Panzerlang Posted June 16, 2023 Posted June 16, 2023 The answer is probably obvious but I'm wondering if anyone has connected two VR headsets to the same PC, such that two people can 'share' a cockpit. I'm thinking in terms of taking friends for joyrides.
firdimigdi Posted June 16, 2023 Posted June 16, 2023 While you can connect two headsets it's not going to work like you think or hope it would. Everything, from the VR runtime to the game rendering is going to get in the way. 1
Solmyr Posted June 17, 2023 Posted June 17, 2023 The hell of a PC you must have only to be able to have such an idea ! ??
Guest Posted June 18, 2023 Posted June 18, 2023 11 hours ago, Solmyr said: The hell of a PC you must have only to be able to have such an idea ! ?? It wouldn't double the GPU's work, the output is kind of like a radio transmission, it doesn't matter how many radios are listening in.

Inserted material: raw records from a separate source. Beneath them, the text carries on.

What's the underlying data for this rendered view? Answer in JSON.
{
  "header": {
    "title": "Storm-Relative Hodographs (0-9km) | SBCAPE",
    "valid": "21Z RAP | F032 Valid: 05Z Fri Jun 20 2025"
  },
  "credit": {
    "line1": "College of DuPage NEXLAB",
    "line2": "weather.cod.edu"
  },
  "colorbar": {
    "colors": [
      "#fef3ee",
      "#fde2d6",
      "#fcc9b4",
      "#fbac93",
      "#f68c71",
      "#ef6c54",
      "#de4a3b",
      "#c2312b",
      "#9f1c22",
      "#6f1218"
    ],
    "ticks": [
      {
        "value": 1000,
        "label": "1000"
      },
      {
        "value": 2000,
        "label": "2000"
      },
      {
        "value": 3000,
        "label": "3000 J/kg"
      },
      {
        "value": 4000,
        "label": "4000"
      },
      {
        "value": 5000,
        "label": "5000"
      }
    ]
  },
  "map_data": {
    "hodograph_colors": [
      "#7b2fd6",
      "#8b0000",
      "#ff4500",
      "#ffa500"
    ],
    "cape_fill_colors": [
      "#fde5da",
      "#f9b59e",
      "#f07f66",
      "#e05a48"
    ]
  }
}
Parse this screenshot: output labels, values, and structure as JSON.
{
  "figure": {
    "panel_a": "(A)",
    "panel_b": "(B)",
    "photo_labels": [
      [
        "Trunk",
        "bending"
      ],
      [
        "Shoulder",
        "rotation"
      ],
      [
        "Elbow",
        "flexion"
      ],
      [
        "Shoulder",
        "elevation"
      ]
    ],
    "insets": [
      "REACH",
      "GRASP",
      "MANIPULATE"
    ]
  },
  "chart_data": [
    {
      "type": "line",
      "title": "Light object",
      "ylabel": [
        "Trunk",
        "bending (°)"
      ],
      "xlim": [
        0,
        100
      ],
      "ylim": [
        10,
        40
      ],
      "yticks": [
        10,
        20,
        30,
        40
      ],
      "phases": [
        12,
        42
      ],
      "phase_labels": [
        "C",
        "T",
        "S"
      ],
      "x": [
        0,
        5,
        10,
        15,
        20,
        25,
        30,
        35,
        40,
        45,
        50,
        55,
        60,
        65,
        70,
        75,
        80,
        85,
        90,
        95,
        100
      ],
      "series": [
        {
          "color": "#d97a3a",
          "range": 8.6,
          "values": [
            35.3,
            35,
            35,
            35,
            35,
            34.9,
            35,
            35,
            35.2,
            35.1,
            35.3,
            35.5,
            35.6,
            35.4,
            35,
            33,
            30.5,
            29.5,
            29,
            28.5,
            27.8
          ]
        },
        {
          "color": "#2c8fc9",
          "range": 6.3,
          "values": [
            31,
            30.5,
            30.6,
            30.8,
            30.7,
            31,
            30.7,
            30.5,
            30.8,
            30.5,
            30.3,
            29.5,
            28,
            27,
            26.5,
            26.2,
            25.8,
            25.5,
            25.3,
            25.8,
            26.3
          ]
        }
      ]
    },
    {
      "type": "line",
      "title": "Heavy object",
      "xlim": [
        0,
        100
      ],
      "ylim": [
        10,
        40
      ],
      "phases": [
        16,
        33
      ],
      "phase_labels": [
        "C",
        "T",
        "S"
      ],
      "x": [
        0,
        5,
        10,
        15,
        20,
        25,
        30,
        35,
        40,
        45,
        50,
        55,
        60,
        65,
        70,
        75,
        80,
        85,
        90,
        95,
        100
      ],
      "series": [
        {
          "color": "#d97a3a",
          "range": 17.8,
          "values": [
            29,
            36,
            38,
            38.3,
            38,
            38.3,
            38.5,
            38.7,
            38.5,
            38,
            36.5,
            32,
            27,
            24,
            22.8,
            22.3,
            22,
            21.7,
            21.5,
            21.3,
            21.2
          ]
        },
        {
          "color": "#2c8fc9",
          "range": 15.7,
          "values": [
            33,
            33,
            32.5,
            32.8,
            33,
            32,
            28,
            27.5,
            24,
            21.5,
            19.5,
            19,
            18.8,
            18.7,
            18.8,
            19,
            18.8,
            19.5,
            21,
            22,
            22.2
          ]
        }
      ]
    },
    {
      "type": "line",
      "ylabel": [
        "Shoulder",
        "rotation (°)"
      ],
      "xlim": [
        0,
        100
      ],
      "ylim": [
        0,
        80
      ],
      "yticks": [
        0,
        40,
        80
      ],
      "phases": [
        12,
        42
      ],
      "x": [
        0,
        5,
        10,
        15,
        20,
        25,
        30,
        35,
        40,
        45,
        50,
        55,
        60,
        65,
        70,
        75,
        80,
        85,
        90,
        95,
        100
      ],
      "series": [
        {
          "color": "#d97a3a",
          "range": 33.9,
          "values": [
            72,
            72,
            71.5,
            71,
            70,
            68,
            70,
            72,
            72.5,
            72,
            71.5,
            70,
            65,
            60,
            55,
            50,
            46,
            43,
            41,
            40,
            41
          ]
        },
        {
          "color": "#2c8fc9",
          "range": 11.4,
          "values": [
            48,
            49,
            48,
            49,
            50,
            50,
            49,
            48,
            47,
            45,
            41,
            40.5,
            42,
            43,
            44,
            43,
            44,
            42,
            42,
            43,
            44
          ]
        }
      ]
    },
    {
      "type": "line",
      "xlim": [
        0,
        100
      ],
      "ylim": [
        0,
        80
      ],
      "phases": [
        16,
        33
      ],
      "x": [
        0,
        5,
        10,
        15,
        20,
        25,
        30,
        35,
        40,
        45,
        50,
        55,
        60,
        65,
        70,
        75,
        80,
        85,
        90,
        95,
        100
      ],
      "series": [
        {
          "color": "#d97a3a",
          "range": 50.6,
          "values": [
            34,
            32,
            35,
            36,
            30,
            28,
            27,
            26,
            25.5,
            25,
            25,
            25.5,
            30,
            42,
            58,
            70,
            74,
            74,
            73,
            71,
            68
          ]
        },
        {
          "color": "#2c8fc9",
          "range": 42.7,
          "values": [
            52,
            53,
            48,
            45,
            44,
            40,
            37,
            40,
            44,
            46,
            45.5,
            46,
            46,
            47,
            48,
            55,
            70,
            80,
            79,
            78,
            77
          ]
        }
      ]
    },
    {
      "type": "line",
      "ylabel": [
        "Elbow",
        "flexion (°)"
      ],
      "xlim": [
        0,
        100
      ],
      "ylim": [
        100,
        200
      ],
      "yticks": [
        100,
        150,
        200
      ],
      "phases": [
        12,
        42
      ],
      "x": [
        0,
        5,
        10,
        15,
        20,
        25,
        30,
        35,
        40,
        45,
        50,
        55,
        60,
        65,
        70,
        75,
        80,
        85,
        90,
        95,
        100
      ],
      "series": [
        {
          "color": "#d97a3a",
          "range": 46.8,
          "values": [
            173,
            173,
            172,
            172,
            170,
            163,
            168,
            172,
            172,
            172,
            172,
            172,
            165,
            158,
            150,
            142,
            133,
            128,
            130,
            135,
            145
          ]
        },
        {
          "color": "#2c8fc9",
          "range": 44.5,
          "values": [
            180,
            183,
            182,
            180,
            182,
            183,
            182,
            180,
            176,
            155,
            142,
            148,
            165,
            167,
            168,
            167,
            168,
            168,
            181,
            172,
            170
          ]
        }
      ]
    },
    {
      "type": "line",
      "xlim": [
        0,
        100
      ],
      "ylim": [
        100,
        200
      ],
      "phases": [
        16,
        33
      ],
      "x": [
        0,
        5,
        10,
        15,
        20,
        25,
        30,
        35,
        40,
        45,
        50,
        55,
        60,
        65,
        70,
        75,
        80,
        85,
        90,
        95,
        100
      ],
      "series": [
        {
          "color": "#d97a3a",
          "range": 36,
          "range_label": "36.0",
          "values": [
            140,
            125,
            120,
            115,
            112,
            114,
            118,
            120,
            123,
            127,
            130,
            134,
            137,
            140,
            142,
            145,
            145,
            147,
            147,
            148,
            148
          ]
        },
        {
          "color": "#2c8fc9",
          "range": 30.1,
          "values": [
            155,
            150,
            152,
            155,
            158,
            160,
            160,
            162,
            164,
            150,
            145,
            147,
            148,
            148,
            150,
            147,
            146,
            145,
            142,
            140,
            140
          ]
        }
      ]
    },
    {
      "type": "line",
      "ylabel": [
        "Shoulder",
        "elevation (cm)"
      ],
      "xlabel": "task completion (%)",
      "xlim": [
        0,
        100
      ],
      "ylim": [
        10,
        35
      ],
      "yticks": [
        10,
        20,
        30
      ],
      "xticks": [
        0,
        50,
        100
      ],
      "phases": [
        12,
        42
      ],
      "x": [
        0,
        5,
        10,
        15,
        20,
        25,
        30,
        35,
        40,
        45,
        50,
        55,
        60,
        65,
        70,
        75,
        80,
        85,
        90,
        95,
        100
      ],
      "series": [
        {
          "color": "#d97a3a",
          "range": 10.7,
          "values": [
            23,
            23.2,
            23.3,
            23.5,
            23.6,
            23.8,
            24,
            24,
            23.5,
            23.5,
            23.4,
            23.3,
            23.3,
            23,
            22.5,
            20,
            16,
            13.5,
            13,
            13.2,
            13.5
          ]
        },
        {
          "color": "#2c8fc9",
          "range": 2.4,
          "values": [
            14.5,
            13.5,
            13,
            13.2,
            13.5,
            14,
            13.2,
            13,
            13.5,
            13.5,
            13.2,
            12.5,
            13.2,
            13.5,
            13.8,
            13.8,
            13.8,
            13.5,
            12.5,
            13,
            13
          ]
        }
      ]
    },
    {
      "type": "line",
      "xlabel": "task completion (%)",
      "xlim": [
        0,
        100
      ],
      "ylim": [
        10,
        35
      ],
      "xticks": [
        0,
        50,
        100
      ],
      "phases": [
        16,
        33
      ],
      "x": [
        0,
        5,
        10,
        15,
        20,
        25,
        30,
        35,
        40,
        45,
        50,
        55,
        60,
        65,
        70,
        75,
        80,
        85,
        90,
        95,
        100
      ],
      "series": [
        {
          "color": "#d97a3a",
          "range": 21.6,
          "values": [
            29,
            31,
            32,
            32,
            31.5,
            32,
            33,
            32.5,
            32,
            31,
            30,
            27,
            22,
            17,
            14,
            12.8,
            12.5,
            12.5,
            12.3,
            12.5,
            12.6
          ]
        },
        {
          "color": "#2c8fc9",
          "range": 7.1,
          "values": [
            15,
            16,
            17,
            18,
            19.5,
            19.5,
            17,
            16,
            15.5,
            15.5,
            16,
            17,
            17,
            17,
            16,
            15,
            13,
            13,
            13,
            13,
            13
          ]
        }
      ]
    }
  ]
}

Voyager Posted June 18, 2023 Posted June 18, 2023 21 hours ago, Hetzer-JG51 said: It wouldn't double the GPU's work, the output is kind of like a radio transmission, it doesn't matter how many radios are listening in. It would double the work, because you need the renders to be oriented to the individual viewer's orientation, or it becomes extremely disorienting. I've run into a game that has a benchmark test where the camera look angle is controlled by the benchmark, and running it in VR is one of the more uncomfortable VR experiences I have had. I have not yet gotten motion sick, even in some cases where half the people in the plane filled their air bags, but that was really not fun, even for me. Your best bet for a 'ride-along' would be a two seater aircraft, like the Flying Circus Bristol, or some of the two seat trainers from one of the jet oriented flight sims. 1
Guest Posted June 19, 2023 Posted June 19, 2023 2 hours ago, Voyager said: It would double the work, because you need the renders to be oriented to the individual viewer's orientation, or it becomes extremely disorienting. I've run into a game that has a benchmark test where the camera look angle is controlled by the benchmark, and running it in VR is one of the more uncomfortable VR experiences I have had. I have not yet gotten motion sick, even in some cases where half the people in the plane filled their air bags, but that was really not fun, even for me. Your best bet for a 'ride-along' would be a two seater aircraft, like the Flying Circus Bristol, or some of the two seat trainers from one of the jet oriented flight sims. I was thinking the headset's hardware does that. I'm assuming it could work only with different headsets (not the same brand), to avoid the issue of one instance of software trying to run two headsets simultaneously. Once I have my Crystal I'll give it a go and see what happens.